Now this is the important, so pay attention. You're absolutely right. 10 years from now, I probably won't be listening to the same music or be as obsessed with images of stars as I am now, but the tattoo will be a reminder of the time in my life when I did like those things, a symbol of youth/experimentation/freedom/etc.
"Your body is beautiful just the way it is, why would you want to go and ruin it?"
My body is beautiful, but it won't be any less beautiful if I accentuate it with ink. My body is my temple but it is also a canvas. I can either leave it empty or decorate it.
"What if one day you break up/aren't friends anymore?"
Just because it doesn't last doesn't mean it didn't happen. Maybe we'll last and maybe we won't. I personally have a tattoo—a quote—that I share with two other people, one of whom I am estranged from at the moment and the other I don't speak to at all. For a while after the dissolution of our threesome, I was slightly disturbed by the presence of the tattoo. However, after thinking about it, I soon came to terms with it. There is always a way to rationalize one's feelings or actions in a way that makes sense. When I got that particular tattoo inked onto my skin, I was at an incredible moment in my life. I had reached a long awaited turning point and had never felt healthier or more alive. A breath of fresh air that had previously been polluted. Tattoos cannot just be taken at face value; their meaning is much more extensive. They can represent ideals and ideas as well as being landmarks on our life's journey. It doesn't matter what happens next, it only matters that it happened at all.

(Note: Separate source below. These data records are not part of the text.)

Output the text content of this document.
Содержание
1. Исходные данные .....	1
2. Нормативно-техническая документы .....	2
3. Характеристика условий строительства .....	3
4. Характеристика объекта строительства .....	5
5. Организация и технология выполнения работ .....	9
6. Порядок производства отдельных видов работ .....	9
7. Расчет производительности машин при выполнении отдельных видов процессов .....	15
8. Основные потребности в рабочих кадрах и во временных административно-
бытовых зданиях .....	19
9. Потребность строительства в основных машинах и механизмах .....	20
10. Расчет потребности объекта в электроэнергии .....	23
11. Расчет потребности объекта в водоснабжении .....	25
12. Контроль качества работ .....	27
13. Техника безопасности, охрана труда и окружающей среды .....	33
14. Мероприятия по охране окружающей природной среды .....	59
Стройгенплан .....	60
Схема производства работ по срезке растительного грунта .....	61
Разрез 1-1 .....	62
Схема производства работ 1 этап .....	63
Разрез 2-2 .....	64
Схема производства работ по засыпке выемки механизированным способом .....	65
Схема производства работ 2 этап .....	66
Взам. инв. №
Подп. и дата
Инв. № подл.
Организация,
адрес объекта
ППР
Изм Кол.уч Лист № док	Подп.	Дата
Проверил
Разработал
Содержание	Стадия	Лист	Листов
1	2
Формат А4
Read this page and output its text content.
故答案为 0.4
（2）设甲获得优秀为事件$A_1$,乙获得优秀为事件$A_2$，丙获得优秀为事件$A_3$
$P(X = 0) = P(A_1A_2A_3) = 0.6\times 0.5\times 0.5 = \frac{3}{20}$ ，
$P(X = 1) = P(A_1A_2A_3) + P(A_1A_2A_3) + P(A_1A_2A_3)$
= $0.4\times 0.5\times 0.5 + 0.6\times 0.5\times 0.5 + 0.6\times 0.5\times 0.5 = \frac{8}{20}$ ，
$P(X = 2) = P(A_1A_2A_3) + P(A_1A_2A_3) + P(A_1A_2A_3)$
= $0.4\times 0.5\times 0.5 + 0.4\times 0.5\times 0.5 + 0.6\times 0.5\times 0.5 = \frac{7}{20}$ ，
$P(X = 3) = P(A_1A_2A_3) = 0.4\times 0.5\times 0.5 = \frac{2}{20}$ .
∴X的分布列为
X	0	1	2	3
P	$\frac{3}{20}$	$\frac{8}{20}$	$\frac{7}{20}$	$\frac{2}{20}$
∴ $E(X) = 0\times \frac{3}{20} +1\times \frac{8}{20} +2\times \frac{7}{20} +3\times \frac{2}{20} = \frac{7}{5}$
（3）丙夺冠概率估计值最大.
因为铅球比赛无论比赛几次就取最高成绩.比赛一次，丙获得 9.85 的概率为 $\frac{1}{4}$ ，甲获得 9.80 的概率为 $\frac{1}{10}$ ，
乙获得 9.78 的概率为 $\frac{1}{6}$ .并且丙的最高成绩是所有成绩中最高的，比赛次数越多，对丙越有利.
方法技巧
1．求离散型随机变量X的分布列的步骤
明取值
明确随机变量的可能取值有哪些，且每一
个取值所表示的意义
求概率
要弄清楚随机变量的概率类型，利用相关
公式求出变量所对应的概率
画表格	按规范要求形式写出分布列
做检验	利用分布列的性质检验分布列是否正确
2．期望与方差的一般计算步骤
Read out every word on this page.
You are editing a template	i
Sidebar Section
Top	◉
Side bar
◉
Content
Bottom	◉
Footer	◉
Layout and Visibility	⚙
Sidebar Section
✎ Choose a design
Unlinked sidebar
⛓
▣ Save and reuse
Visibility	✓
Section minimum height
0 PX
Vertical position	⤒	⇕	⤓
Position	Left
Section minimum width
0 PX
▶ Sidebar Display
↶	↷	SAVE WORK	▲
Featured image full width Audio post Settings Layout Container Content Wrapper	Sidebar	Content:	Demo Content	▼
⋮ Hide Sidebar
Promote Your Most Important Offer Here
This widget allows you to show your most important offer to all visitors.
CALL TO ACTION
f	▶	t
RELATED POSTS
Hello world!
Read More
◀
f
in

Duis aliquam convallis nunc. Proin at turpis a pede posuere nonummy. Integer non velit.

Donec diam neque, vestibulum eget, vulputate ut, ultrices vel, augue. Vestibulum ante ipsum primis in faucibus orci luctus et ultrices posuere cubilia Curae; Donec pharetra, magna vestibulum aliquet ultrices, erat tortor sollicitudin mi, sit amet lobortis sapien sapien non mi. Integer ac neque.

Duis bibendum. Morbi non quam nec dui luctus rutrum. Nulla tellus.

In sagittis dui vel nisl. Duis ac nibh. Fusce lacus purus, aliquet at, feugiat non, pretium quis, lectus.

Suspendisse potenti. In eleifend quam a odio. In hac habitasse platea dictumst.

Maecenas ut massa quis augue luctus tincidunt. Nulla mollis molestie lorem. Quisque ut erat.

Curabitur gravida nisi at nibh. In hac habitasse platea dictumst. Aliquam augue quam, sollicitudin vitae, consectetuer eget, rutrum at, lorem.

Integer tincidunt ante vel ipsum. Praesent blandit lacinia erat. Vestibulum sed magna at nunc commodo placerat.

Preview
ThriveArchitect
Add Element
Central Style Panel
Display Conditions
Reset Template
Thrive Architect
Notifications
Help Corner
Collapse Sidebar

When I got my first tattoo at age 18, a tiny black star on my lower stomach, I swore it would be my only one. It hurt and it took a few days to heal, which meant the waistbands around my pants were uncomfortable to wear. But less than a month later, I found myself, almost beyond my control, craving another one. When I got my second tattoo on my lower back, this time I swore that I would only get tattoos that could be easily hidden if I so desired. But the craving kept coming and now I have 13, two of which are completely visible, and another on its way next week. It's absolutely an addiction, but it's the safest one I can imagine. Although it is painful, it's strangely pleasurable at the same time.
A friend of mine once said, "Tattoos shouldn't be gotten by people who think the moment lasts forever, but by those who see forever in all the moments."